Comment by Conxita Vidal-Coll on October 22, 2011 at 12:52am
I think that as well as in some cultures-religions food and sacrifice go hand-in-hand, in some western incultures bad eating products and habits such as fast-food are socially addictions and behavoiur eating diseases such as bulimia, binge-eating or anorexia relate with socio-cultural patterns in which a lot of factors intervene, from commercial to ethical (both personal and versus the environmental) and psychological (self-image as a reflexion of self-appraisal....). I live in Barcelona and my culture is for mediterranean diet, which I think is very healthy but nonetheless one has to be aware of the ecological issues of eating some species of fish in risk of extintion (as well as the fact that most fish is  contaminated with heavy metals). As for eggs and poultry, one has to be aware that they are raised in liberty, for the vegs look for pesticides and transgenics, and so on... In short, there's a need to be accultured to the new condicions of food products as well as their value in nutrients and their risks and benefits for health, to undertake a healthy and ethical diet, and not expensive also. I think it merits an educational program since children, as important as maths or language and that is not the same as the ancient way of passively teaching natural sciences, this is more like a natural science-in-action.
Comment by Conxita Vidal-Coll on August 19, 2011 at 12:18am
Complexity is in all. It seems to me than it's not enough to follow the informed guides for responsible shopping and healthy foods, because most makes are in their red list. So I propose action to force makes change its production system  and products, at all possible levels, political,...
Comment by Nina DiCristina on August 18, 2011 at 5:35am
Agave is still a sugar. Coconut Palm Sugar is a sugar, stevia is a sugar. Just because it's the lesser of the evils doesn't mean it's not sugar. I'm sure you know this, I just see people at my work put LOADS of agave (in excess it's so freakin' gross) in their drinks because they think it's healthy.

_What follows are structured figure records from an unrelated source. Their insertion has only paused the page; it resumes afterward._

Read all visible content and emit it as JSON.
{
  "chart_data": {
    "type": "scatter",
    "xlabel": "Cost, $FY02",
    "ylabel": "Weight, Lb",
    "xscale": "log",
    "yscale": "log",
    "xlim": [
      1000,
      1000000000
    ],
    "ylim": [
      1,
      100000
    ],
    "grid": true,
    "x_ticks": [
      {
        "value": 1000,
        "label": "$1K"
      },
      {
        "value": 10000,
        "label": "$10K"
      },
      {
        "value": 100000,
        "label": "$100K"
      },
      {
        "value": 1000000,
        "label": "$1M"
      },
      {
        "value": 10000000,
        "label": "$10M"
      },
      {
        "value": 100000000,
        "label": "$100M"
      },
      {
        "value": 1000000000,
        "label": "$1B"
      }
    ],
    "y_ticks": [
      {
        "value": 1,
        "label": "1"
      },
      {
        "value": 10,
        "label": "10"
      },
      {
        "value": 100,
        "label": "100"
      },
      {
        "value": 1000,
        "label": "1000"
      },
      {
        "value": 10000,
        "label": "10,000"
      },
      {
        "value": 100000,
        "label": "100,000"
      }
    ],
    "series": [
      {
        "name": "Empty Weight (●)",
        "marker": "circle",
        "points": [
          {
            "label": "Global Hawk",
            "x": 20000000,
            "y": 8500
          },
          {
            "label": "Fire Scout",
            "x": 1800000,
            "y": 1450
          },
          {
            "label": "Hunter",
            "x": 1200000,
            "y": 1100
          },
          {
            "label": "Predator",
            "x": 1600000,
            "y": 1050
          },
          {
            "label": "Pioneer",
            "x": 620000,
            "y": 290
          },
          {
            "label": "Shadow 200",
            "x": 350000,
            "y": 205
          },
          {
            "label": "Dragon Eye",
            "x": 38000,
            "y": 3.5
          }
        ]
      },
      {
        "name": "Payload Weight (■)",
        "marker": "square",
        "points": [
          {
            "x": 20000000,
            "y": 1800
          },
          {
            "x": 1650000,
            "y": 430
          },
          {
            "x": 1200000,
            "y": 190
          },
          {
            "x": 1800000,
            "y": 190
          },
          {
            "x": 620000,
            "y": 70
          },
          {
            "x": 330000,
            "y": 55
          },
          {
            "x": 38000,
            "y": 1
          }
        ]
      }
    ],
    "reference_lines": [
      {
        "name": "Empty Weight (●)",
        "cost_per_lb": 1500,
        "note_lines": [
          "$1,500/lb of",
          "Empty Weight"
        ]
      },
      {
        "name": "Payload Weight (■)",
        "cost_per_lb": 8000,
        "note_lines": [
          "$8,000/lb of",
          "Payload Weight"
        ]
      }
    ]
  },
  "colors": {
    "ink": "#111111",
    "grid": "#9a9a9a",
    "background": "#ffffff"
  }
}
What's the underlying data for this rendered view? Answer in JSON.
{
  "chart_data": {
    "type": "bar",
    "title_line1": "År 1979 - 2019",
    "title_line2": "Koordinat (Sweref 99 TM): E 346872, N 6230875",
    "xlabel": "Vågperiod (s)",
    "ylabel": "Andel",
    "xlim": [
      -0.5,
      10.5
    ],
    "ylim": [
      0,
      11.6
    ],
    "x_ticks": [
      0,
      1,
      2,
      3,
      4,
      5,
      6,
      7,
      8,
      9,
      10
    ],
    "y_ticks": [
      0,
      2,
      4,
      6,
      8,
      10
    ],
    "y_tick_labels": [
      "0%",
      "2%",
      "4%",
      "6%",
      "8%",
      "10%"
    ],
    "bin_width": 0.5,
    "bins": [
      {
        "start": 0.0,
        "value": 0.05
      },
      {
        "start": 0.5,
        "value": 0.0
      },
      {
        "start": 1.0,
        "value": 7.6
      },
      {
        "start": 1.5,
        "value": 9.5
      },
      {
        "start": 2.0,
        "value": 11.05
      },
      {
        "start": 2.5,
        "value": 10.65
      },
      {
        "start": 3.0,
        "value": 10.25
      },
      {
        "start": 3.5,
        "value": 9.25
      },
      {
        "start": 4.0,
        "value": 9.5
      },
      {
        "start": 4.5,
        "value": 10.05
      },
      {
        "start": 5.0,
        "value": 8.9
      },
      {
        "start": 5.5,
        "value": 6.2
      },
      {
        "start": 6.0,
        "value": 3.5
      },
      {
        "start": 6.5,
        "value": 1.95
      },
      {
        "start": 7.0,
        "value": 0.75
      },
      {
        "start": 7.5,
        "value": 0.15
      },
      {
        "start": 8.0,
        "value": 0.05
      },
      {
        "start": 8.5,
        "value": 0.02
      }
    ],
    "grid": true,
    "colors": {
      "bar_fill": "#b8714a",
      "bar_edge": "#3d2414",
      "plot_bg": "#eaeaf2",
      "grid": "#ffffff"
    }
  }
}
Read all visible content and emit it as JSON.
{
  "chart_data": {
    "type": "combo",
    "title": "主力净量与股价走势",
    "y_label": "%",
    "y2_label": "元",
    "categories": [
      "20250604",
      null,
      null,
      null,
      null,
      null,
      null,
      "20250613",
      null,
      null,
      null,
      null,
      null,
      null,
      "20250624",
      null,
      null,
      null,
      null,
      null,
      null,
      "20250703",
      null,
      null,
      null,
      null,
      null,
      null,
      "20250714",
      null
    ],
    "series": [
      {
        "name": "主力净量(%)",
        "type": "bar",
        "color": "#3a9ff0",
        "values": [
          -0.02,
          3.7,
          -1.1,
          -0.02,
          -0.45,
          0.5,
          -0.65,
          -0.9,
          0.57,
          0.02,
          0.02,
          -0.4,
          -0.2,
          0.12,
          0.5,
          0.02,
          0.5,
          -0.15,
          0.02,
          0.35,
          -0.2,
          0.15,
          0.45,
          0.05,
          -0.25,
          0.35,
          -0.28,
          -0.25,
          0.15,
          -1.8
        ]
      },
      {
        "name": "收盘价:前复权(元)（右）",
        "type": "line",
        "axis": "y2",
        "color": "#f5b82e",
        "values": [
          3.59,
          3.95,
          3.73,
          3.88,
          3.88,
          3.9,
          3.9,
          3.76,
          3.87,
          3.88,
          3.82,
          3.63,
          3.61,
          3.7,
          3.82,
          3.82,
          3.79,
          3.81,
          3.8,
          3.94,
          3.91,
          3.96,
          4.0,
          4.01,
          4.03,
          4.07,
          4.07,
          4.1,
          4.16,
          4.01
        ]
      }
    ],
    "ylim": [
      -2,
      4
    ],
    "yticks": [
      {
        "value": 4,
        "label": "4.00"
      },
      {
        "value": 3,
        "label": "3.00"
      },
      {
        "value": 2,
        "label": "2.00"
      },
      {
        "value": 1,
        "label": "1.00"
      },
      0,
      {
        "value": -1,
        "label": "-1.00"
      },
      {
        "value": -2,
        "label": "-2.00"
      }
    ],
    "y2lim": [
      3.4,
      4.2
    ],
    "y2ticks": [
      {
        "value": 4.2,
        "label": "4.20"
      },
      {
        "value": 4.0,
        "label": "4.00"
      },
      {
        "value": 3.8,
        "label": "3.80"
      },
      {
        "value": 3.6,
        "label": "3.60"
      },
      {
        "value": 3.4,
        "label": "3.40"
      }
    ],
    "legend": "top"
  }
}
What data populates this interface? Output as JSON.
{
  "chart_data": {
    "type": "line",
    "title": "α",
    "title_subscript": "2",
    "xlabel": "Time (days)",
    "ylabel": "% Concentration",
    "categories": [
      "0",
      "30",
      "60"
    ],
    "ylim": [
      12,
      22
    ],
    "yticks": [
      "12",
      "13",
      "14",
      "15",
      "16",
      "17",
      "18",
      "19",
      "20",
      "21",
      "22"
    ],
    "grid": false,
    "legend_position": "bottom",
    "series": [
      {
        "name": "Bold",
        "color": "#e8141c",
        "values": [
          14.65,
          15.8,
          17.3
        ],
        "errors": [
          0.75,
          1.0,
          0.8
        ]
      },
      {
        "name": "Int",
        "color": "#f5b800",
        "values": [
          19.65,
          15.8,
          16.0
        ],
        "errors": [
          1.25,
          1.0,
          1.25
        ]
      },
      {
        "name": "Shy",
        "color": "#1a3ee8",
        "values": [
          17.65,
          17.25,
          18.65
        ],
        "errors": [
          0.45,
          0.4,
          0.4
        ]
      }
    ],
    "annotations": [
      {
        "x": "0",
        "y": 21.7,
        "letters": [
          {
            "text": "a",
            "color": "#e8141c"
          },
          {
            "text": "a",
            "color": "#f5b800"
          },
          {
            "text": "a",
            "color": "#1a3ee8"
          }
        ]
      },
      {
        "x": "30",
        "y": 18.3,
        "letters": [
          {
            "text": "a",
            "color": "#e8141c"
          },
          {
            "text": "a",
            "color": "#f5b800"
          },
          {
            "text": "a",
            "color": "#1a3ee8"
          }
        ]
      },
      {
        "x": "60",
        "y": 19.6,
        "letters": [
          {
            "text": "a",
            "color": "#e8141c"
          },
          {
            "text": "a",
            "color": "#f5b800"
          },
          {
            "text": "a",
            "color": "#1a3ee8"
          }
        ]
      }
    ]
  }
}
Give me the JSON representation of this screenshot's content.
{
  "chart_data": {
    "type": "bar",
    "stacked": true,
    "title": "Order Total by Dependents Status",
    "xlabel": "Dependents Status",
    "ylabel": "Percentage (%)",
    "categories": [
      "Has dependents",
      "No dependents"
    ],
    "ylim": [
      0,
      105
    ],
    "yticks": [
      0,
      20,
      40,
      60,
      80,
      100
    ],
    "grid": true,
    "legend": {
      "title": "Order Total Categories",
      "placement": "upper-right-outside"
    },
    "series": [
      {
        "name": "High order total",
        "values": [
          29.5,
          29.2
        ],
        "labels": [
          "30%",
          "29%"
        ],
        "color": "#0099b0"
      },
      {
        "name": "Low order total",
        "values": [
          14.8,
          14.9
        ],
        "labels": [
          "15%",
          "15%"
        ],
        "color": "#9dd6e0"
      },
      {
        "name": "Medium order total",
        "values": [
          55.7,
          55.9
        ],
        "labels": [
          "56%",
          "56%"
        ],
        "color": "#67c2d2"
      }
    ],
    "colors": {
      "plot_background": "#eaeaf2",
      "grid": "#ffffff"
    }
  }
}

Comment by Conxita Vidal-Coll on July 19, 2011 at 3:00am
To begin: I try to follow the guides for responsible shopping and healthy foods of greenpeace and wwf.
Comment by Hartmut Friedrichs on May 3, 2011 at 1:48am
In Germany it often replaces sugar in ecological products.
Comment by christine giglio on May 2, 2011 at 3:14pm
Hi I just want to share that Agave nectar is delicious on fruit and in tea. A little goes a long way.  Our bodies process it differently that sugar.
Comment by Kelly Riley on June 29, 2010 at 9:56pm
For all Australians in this group, there is a fantastic resource available at www.ethical.org.au called "The Guide to Ethical Supermarket Shopping". It is updated every year and contains a list of most products and brands available in supermarkets across the country. It costs only $6 to buy the guide, but it is also available for free download on the website. I find the guide handy - I keep it in my bag so that I can cross-check my purchases whenever I go to the supermarket. Every dollar we spend sends a message to supermarkets and companies - and the more of us that shop ethically, the stronger the message.
Comment by Joan Denoo on March 21, 2010 at 5:08pm
I love a trout freshly caught out of the St. Joe River in North Idaho, and prepared with loving hands. We don't have as many trout as when I was a child. Then, we went out very early, caught enough for the family, and cooked them over a wood fire, served with pancake, wild berries we kids gathered the day before, and some wild greens. The fish from the fish monger just doesn't have the flavor and texture of fresh caught. Farm grown fish taste like mud to me. I do long for those earlier days.